Le code des obligations et des contrats lui consacre une place importante, les règles la
régissant s’étendent sur plusieurs articles (article 478 à l’article 618-20).
Définition.
Le code des obligations et des contrats dans son article 478 définit lui-même la vente comme
étant « un contrat par lequel l’une des parties transmet la propriété d’une chose ou d’un droit
à l’autre contractant contre un prix que ce dernier s’oblige à lui payer ». La définition que le
code marocain a attribuée à la vente est certes similaire à celle donnée par le code civil
français dans son article 1582 selon laquelle « la vente est une convention par laquelle l’un
s’oblige à livrer une chose à l’autre à la payer ». Néanmoins, la définition marocaine paraît
plus précise en ce qu’elle élargit le domaine de la vente, celle-ci comprend non seulement le
transfert de propriété des choses mais aussi des droits financiers qu’ils soient matériels ou
immatériels tels les propriétés littéraire et artistique.
Caractères.
L’article 478 nous permet de dégager les caractères propres du contrat de vente. On sera par
la même occasion amené à distinguer le contrat de vente de quelques autres contrats ayant des
caractères en commun avec la vente.
- L’effet caractéristique de la vente est sans doute le transfert de la propriété d’une
chose : le contrat de vente transfère un droit réel du patrimoine du vendeur dans le
patrimoine de l’acheteur. C’est l’effet typique de ce contrat. Il opère une première
dissociation de la vente, d’autres contrats portant mise à disposition d’une chose mais
dénués d’un tel effet comme le bail qui emporte une simple mise à disposition d’une
chose à titre provisoire.
De même la distinction peut être faite entre la vente et le prêt. Le contrat de prêt
comporte une obligation de restitution qui normalement exclut l’idée d’un transfert de
propriété.
La vente et le mandat – contrat par lequel le mandataire conclut des actes juridiques
au nom et pour le compte du mandant- n’entretiennent, a priori, aucune relation
équivoque. il arrive pourtant que l’on ne sache pas toujours très bien si la personne qui
contracte intervient en son nom propre et pour son propre compte ou comme
représentant : on peut citer un exemple dans le secteur de la distribution commerciale.

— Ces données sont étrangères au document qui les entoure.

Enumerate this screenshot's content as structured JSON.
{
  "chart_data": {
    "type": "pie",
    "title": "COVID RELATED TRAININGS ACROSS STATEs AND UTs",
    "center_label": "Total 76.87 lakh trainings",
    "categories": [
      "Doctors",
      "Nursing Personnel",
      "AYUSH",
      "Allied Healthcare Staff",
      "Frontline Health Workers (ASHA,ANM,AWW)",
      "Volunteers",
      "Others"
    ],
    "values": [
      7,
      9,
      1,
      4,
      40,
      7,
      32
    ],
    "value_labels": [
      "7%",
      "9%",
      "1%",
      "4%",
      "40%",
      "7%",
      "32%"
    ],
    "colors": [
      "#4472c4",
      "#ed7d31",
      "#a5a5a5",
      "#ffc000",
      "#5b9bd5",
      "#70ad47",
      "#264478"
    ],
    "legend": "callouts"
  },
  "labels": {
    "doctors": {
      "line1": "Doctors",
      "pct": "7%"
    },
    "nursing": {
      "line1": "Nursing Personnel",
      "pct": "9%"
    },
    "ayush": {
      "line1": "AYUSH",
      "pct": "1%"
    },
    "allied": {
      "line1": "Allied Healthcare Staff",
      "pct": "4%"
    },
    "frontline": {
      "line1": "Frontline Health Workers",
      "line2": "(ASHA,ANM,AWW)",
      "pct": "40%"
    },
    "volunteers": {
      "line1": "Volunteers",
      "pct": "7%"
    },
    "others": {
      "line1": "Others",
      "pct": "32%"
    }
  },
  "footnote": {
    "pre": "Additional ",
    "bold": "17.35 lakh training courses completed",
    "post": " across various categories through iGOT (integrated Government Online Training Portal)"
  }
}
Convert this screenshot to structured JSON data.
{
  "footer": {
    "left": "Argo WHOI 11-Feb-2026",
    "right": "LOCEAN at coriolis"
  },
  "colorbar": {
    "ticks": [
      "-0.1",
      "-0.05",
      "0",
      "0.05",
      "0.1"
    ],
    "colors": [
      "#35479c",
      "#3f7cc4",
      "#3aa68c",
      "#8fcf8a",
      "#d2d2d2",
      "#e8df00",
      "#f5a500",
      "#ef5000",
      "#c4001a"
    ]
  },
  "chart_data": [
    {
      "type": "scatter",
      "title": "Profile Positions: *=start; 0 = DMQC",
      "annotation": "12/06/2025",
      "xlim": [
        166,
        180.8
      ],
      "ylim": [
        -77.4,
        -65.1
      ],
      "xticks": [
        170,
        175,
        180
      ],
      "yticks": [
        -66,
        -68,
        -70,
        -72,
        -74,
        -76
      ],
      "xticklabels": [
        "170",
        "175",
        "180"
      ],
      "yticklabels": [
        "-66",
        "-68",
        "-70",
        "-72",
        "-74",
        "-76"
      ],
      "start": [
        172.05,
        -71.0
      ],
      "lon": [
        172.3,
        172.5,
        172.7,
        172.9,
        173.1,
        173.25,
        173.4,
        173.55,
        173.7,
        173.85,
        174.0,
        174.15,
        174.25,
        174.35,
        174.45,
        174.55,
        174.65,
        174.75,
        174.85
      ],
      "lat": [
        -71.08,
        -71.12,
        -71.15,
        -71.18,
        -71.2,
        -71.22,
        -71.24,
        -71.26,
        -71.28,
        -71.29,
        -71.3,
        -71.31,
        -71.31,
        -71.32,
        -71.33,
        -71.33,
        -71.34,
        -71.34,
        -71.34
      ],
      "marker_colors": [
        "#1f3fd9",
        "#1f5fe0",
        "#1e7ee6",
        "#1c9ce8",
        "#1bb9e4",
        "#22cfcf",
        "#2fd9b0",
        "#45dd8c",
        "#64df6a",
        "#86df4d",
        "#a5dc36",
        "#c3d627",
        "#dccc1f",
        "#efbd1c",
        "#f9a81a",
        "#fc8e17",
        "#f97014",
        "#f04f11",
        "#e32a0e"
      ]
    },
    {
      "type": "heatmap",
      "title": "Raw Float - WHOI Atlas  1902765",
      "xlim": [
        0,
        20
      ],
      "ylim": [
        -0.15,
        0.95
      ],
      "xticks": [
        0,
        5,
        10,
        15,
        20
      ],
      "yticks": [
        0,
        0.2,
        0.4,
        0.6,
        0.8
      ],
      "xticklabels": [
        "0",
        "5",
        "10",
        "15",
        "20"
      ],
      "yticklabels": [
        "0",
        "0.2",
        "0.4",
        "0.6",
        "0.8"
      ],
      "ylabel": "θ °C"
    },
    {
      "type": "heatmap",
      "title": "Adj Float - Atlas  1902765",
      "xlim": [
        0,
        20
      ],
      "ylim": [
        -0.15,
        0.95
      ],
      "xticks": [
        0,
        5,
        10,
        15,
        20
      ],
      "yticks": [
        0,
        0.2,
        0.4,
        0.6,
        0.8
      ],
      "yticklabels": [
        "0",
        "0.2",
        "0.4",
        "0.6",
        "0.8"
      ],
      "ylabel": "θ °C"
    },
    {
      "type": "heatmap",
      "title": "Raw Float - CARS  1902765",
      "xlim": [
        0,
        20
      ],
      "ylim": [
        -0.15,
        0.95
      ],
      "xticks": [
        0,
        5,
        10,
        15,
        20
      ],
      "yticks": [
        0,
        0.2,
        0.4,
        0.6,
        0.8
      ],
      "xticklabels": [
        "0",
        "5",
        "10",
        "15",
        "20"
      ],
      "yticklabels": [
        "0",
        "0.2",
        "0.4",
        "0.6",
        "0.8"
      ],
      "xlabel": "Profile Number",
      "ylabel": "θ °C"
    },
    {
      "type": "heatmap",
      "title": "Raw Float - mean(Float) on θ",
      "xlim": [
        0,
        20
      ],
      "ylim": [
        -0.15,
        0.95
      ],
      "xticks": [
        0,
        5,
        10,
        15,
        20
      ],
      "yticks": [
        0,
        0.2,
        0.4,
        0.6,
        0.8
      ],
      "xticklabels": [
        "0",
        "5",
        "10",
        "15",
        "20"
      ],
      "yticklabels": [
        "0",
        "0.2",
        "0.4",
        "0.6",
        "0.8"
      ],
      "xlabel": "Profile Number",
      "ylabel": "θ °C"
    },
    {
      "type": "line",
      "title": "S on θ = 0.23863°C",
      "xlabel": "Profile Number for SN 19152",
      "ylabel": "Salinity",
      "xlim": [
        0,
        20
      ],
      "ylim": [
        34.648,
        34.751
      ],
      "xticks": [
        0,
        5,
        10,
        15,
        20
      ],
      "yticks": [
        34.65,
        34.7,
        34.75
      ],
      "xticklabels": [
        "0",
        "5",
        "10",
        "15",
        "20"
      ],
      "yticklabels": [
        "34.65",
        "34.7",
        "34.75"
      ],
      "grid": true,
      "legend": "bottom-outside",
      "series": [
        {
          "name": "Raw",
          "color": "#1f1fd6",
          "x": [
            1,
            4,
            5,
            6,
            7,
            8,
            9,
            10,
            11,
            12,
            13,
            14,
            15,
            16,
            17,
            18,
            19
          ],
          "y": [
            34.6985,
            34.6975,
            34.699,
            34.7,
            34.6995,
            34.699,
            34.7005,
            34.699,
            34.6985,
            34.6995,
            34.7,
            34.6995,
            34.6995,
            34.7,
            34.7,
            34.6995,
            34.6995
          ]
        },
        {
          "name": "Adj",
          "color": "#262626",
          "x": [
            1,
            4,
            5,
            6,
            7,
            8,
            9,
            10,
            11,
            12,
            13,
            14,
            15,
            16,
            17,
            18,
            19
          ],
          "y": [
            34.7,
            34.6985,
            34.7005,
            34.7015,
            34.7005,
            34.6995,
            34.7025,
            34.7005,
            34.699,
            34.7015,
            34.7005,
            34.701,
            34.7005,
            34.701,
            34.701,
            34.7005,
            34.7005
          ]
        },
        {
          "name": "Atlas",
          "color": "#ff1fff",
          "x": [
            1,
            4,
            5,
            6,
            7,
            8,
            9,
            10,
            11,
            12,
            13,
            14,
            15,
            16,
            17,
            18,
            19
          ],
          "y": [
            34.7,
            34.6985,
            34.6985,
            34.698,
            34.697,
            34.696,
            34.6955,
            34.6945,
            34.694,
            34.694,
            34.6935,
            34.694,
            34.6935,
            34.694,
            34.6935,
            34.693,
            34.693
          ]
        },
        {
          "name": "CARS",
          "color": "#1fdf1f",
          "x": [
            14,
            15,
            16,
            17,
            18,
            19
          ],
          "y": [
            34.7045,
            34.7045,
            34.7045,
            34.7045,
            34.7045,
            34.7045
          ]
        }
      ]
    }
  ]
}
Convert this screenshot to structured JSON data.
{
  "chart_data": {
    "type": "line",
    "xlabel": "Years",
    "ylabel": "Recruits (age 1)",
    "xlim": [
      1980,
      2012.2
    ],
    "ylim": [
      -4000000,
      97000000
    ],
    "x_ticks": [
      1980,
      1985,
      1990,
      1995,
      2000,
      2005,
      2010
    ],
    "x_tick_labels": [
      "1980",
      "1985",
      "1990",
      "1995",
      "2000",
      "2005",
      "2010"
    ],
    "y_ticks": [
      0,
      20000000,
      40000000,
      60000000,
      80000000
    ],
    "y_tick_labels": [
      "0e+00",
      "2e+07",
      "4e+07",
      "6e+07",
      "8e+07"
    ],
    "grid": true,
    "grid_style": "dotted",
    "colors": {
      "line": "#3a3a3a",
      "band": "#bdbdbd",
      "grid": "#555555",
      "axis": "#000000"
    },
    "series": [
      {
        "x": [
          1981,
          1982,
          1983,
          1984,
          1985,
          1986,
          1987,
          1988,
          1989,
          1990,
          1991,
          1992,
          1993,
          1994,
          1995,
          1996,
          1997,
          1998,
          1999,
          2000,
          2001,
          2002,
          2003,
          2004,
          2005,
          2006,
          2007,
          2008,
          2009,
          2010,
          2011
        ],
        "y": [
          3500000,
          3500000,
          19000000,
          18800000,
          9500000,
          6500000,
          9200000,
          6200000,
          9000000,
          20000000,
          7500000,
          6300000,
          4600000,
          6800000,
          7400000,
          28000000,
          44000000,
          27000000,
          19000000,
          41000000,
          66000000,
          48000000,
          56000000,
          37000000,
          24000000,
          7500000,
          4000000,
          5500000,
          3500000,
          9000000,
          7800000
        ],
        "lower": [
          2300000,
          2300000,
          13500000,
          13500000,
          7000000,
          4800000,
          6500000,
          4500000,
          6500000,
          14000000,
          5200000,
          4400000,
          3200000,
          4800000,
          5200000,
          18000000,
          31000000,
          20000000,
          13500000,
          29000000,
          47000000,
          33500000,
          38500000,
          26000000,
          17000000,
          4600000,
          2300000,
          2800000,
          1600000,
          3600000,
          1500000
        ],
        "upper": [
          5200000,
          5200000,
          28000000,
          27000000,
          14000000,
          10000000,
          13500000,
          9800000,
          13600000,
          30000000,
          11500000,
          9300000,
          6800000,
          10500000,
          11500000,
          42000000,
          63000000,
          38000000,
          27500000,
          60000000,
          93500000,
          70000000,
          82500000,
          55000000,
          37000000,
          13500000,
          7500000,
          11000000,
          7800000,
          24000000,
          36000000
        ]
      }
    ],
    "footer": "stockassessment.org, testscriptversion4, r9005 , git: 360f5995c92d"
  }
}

Le distributeur des produits d’un fournisseur pouvant intervenir en tant que mandataire
(agent commercial) ou distributeur indépendant (franchisé) qui achète et revend.
- Il s’agit aussi d’un contrat synallagmatique puisqu’il met des obligations à la charge
des deux parties. Le transfert de propriété et le paiement du prix. Il s’agit aussi d’un
contrat conclu à titre onéreux. Le prix est une contrepartie monétaire que l’acquéreur
s’engage à payer en réciproque au transfert de propriété dont il bénéficie. La présence
de cette contre-prestation permet de distinguer la vente d’autres contrats qui
produisent également un effet translatif de propriété telle la donation. On voit bien
que le vendeur n’est pas un philanthrope. Une convention opérant transfert de
propriété sans contrepartie n’est pas une vente mais une donation. Le donateur étant
inspiré par l’intention libérale de gratifier qui est une condition décisive pour qualifier
la donation.
Introduction.
La vente comme toutes les autres conventions doit réunir les quatre éléments essentiels que
sont le consentement et la capacité des parties, la cause et l’objet du contrat (article 2 du
COC).
Cependant l’extrême importance pratique de la vente et la grande variété des objets sur
lesquels elle peut porter conduit à un approfondissement ou un affinement de sa formation.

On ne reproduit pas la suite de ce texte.